Come ha ricordato di recente Oxfam International, la dimensione dell’economia globale è quasi quintuplicata negli ultimi 30 anni. Nel 2017, il suo valore ha raggiunto quasi 78 trilioni di dollari. Tuttavia, il divario tra ricchi e poveri si allarga, con un massiccio aumento della ricchezza al vertice, mentre la ricchezza totale di quelli che stanno in basso sta diminuendo. Dal 2015, l’1% più ricco ha più ricchezza rispetto al resto del mondo combinato. Questa disuguaglianza economica viene alimentata da un’epidemia di evasione ed evasione fiscale che ha raggiunto una scala senza precedenti. Mentre milioni di persone in tutto il mondo vivono in povertà, individui e società ricchi, sfruttando la segretezza fornita dai paradisi fiscali, continuano a evadere ed eludere le imposte, riducendo la possibilità di fornire servizi vitali ai paesani più poveri.

In una situazione come questa, l’idea che i compensi monetari forniti dal mercato siano il prodotto del merito individuale perde ulteriormente credibilità, a meno che non si stia parlando del merito dei consulenti e dei family office che aiutano le grandi imprese e i super-ricchi a sfuggire dai controlli del fisco. L’adozione, all’inizio di quest’anno, di nuove norme europee per eliminare le principali lacune sfruttate ai fini dell’elusione fiscale societaria fa sperare che questo fenomeno possa essere arginato ma molto resta ancora da fare in materia di contrasto dell’evasione, sia sul versante dei redditi societari che su quello dei redditi personali.

Il ruolo dell’evasione fiscale nel premiare i più ricchi, senza che ciò abbia nulla a che fare col merito, è un altro esempio di un mercato che gioca a carte truccate, sfruttando rapporti di potere sbilanciati che alimentano le disuguaglianze. Ignorare il tema dei rapporti di potere, pensando il mercato come un luogo neutrale, popolato di “atomi razionali” in concorrenza gli uni con gli altri è altamente fuorviante. Come osservava Marcello De Cecco, ricordando le idee di Federico Caffè a questo proposito, le forze del mercato hanno “nome, cognome e soprannome”, e come tali devono essere conosciute e comprese.
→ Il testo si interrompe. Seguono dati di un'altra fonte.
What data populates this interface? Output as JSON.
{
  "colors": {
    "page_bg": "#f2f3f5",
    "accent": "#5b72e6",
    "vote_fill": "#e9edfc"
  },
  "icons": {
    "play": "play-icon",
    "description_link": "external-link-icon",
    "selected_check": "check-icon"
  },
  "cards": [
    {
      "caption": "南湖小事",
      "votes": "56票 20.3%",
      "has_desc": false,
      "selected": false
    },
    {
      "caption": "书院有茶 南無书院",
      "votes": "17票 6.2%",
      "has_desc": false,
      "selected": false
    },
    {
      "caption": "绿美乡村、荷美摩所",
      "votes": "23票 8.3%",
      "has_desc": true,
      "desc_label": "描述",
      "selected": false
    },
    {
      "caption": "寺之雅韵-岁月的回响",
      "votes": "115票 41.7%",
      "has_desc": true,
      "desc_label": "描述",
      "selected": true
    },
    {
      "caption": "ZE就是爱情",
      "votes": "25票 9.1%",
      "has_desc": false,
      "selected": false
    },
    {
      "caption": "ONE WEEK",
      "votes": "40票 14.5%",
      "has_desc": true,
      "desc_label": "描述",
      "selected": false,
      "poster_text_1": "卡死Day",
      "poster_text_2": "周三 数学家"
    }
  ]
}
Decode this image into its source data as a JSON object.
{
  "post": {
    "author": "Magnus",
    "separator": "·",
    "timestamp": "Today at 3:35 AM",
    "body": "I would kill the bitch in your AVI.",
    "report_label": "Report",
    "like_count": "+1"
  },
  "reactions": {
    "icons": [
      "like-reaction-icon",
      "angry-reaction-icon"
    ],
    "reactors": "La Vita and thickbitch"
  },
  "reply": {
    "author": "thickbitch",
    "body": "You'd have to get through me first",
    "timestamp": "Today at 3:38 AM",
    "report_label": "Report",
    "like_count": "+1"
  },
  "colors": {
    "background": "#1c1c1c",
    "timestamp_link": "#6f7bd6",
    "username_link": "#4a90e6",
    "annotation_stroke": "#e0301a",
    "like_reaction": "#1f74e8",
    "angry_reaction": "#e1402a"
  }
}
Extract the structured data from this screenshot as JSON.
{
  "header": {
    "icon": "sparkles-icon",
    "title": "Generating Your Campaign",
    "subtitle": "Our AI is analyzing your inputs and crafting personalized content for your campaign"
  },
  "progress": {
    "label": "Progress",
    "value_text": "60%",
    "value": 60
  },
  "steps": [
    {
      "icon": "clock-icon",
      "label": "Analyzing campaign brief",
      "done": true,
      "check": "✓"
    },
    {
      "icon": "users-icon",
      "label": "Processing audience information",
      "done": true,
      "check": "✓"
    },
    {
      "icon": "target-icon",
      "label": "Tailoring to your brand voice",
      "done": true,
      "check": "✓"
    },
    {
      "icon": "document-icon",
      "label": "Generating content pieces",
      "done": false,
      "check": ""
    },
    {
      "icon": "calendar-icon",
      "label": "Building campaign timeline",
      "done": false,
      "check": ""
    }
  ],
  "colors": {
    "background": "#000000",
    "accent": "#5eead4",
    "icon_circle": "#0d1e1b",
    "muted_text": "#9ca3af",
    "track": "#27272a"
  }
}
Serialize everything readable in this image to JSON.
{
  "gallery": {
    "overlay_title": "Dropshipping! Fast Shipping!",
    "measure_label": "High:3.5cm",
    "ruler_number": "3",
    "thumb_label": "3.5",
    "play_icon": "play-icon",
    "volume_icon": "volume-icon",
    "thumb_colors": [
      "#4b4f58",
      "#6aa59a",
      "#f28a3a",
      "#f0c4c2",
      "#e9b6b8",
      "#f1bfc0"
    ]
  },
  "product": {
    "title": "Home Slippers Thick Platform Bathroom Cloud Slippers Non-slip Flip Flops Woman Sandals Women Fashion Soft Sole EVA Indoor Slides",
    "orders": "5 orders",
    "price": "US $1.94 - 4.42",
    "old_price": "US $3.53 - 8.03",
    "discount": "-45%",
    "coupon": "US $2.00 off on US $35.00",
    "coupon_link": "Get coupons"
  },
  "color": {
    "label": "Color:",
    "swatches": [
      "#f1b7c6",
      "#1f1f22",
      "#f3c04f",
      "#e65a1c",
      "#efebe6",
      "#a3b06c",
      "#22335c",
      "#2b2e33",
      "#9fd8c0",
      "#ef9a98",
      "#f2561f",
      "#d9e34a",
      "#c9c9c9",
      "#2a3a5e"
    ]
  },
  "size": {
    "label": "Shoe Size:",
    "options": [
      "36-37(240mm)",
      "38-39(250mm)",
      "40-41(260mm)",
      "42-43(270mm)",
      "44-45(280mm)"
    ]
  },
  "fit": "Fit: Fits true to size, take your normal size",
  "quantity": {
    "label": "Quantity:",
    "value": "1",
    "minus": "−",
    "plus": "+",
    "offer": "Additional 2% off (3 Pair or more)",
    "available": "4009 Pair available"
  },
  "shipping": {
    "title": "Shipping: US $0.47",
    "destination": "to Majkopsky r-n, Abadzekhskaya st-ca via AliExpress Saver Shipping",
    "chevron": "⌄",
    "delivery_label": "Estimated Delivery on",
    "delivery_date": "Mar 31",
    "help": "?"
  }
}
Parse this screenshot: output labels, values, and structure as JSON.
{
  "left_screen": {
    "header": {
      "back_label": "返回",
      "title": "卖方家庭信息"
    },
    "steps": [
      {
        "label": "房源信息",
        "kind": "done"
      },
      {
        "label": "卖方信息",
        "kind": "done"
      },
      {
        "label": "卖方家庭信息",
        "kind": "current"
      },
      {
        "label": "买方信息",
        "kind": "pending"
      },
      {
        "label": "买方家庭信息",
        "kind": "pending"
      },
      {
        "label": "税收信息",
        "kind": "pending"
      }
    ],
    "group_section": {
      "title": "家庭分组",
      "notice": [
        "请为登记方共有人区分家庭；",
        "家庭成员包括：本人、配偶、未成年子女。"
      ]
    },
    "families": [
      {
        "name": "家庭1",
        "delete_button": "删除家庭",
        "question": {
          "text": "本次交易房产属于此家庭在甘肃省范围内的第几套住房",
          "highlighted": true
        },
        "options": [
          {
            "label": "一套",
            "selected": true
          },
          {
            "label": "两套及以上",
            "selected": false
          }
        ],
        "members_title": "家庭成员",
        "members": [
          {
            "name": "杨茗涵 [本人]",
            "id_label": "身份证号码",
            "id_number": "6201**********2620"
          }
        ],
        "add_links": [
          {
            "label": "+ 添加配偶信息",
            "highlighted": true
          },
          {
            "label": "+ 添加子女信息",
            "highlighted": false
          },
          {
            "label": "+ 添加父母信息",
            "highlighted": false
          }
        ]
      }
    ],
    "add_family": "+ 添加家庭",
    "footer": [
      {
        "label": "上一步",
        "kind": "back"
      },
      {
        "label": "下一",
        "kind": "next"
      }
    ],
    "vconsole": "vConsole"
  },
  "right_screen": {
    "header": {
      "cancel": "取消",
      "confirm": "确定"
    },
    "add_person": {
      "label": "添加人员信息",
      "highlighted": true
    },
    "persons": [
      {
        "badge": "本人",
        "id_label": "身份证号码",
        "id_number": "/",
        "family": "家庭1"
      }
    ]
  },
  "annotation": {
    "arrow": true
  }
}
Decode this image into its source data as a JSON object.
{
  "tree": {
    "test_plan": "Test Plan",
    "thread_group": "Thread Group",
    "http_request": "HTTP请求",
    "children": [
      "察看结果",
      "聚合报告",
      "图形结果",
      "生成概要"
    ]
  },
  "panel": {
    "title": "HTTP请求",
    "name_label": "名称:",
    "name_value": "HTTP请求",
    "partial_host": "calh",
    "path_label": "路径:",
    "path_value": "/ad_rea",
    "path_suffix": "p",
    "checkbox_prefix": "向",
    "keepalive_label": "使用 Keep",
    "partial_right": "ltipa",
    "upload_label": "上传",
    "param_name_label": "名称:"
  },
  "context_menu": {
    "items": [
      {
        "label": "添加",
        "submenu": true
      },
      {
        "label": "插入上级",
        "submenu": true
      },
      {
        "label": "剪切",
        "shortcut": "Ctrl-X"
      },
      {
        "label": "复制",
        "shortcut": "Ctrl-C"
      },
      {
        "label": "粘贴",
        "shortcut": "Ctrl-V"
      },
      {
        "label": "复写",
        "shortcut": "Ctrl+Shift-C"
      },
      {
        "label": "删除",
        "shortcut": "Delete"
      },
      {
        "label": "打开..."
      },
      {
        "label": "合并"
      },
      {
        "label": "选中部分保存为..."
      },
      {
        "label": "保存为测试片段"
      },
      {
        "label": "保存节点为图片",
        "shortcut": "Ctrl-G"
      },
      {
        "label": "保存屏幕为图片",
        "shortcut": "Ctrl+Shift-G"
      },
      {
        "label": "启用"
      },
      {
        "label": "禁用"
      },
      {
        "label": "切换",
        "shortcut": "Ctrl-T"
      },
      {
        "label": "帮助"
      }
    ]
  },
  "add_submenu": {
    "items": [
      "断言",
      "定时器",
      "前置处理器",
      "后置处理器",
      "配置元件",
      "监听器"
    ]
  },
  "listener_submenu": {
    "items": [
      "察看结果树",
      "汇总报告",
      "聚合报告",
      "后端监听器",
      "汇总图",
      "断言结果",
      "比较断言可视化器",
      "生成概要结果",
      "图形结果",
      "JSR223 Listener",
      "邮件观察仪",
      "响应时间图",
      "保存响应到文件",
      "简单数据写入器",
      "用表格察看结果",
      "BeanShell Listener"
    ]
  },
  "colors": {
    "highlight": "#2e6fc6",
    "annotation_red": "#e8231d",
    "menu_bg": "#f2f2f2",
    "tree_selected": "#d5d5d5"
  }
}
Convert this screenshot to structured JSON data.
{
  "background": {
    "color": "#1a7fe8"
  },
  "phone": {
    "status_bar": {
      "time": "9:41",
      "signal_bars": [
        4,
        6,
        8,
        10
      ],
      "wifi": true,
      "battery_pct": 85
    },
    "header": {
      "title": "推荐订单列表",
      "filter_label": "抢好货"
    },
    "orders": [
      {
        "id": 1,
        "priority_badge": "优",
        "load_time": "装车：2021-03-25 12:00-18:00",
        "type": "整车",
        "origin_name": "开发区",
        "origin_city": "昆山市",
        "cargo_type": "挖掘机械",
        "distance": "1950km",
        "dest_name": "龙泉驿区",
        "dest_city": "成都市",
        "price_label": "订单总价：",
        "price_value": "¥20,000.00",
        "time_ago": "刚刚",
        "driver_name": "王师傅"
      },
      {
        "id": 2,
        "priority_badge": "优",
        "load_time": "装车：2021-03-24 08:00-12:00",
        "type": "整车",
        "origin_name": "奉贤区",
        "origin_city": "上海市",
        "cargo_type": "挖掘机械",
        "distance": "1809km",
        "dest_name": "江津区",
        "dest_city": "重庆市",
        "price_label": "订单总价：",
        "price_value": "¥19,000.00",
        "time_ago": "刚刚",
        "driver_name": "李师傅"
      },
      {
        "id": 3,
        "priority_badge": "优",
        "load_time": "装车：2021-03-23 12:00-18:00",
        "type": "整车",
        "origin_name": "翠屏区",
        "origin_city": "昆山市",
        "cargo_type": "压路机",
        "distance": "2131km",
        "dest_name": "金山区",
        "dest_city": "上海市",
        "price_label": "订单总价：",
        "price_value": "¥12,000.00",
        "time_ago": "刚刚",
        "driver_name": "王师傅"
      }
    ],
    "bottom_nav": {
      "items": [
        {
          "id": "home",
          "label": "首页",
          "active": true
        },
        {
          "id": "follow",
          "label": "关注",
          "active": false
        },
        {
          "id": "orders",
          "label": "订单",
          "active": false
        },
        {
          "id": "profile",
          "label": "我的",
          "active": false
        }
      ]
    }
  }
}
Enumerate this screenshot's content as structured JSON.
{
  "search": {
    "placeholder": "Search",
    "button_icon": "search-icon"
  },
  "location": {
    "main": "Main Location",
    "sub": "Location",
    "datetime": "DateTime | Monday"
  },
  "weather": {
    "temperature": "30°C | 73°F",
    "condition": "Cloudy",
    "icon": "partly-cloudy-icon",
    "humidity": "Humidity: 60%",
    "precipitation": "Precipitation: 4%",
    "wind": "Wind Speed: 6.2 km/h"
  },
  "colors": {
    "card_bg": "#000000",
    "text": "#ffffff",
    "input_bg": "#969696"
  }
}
Con queste parole, De Cecco ricorda che per capire il mercato bisogna capire, prima di tutto, i rapporti di forza che si determinano al suo interno e che ne condizionano gli esiti allocativi e distributivi. Questo non significa escludere a priori la possibilità che il merito individuale trovi il proprio riconoscimento attraverso meccanismi di tipo concorrenziale. Significa però che questa possibilità non va accolta con estrema prudenza

Se accogliamo l’idea che molti fattori relativi al merito siano casuali e che i difetti della concorrenza (pensiamo al peso delle imprese e dei problemi informativi) renda il mercato anche al meglio un rivelatore imperfetto dei meriti, forse è arrivato il momento di ripensare l’idea stessa di merito. Allo stesso modo, un conto è aumentare la concorrenza fra i lavoratori deboli un conto è aumentarla contro le grandi multinazionali. Sostenere che “il mercato premia il merito e il merito va perseguito” senza tenere conto di tutto questo rischia, nel migliore dei casi, di diventare un vuoto esercizio retorico, nel peggiore, la difesa d’ufficio di un sistema che porta all’esito opposto rispetto a quello che apparentemente promuove.